Typically, most people choose a spouse, a grown child, or a close relative to be their Agent under a Durable POA. It is important to have someone you trust completely as your Agent. It is possible to have multiple Agents named in the document, though it’s usually best to have a Primary Agent who would serve first, then a Secondary Agent in the event the first Agent cannot serve or is unwilling to serve.
Despite the wide availability of Power of Attorney forms on the internet, it is important to have a competent estate planning lawyer draft your Durable Power of Attorney. There are some powers normally available under a Durable POA, which your Agent may not have unless these powers are specifically noted in the document. Despite the form having standard language suggesting that your Agent can do anything you could otherwise do, many standard form Power of Attorney forms do not enumerate these powers specifically and this can have devastating consequences when you need them most.
Health Care Power of Attorney
A Health Care Power of Attorney allows a person to appoint someone else to make medical treatment decisions on their behalf if they lose the ability to do so. These documents can allow a health care agent broad authority to make decisions about all aspects of a person’s health care, or only limited authority about certain aspects of one’s care or treatments. Additionally, the health care agent may be given certain wishes and instructions in the document they must follow. Health care providers must follow your agent's decisions as if they were your own.
Living Will (Advance Directive)
A Living Will, also known as an Advance Directive, allows a person to document their wishes regarding medical treatment, typically at the end of their life, should they become permanently unconscious, terminally ill, or otherwise unable to make or communicate decisions regarding treatment.
In compliance with the 1996 Health Insurance Portability and Accountability Act (HIPAA), a HIPAA authorization form is commonly signed which allows release of medical information to one’s Health Care Power of Attorney Agents, successor trustees, family or any other individuals designated.
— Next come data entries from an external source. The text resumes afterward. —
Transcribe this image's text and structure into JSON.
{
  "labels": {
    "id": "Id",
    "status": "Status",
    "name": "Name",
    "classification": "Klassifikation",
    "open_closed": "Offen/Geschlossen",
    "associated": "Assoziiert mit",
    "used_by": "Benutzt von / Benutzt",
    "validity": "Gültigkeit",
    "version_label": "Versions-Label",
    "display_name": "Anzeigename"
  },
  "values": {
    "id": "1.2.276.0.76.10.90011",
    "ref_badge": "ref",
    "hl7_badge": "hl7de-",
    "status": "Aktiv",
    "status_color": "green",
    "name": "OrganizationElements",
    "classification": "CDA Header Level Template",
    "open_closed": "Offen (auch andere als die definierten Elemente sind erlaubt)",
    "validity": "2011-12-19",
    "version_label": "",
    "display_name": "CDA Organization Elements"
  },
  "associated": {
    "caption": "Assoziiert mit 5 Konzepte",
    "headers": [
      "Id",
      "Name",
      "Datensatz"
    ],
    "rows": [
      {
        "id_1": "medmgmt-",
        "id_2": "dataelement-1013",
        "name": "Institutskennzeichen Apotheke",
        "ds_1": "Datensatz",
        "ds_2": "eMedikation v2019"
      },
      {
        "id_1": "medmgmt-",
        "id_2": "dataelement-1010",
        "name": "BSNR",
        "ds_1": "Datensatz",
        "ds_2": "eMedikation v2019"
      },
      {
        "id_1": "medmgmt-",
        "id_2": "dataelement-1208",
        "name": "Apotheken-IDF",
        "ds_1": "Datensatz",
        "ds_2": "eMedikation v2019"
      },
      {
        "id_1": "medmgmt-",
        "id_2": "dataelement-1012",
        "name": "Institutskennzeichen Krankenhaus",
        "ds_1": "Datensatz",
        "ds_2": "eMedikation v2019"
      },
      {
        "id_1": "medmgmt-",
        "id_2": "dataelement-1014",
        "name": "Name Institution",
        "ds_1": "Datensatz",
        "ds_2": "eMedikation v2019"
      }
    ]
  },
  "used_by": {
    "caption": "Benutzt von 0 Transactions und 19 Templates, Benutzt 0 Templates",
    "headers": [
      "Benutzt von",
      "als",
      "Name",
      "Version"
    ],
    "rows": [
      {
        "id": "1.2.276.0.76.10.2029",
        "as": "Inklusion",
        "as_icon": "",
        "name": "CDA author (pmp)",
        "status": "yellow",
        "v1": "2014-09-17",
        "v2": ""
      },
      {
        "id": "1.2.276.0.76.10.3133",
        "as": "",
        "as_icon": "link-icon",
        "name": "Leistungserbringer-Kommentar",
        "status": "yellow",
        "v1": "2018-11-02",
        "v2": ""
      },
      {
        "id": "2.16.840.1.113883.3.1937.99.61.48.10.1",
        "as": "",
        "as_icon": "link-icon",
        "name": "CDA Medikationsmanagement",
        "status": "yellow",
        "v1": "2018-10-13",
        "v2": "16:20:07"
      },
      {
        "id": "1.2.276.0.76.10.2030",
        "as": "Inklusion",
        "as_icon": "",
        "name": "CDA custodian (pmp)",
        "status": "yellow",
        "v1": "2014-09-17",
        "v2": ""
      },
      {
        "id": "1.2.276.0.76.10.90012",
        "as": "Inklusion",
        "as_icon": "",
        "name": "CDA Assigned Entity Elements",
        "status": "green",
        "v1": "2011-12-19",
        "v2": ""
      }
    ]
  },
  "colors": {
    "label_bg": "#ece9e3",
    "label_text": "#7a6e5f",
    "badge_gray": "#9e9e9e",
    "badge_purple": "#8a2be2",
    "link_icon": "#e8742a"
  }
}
Other Estate Planning Tools
In addition to the basic estate planning tools listed above, in certain instances typically involving individuals of a higher net worth, more sophisticated tools may be desirable and may be able to 1) provide asset protection strategies, 2) remove assets from the probate process, and 3) limit or avoid exposure to estate taxes. A couple examples of these more complicated tools are:
Family Limited Partnerships/Limited Liability Companies
The purpose of a Family Limited Partnership (FLP) is to protect family assets and avoid full estate and gift taxes. In addition, an FLP allows for retention of control and the gifting of partnership interests to family members. A Limited Liability Company among family members can also be used for these same purposes. Sometimes these tools are unnecessarily used and it is important to discuss the benefits and burdens of these with your attorney.
Irrevocable Life Insurance Trusts
An Irrevocable Life Insurance Trust (ILIT) is a tool used to take ownership of a life insurance policy. Through a properly established and administered trust, an insurance policy can be excluded from one’s estate and thus help to reduce or avoid estate taxes.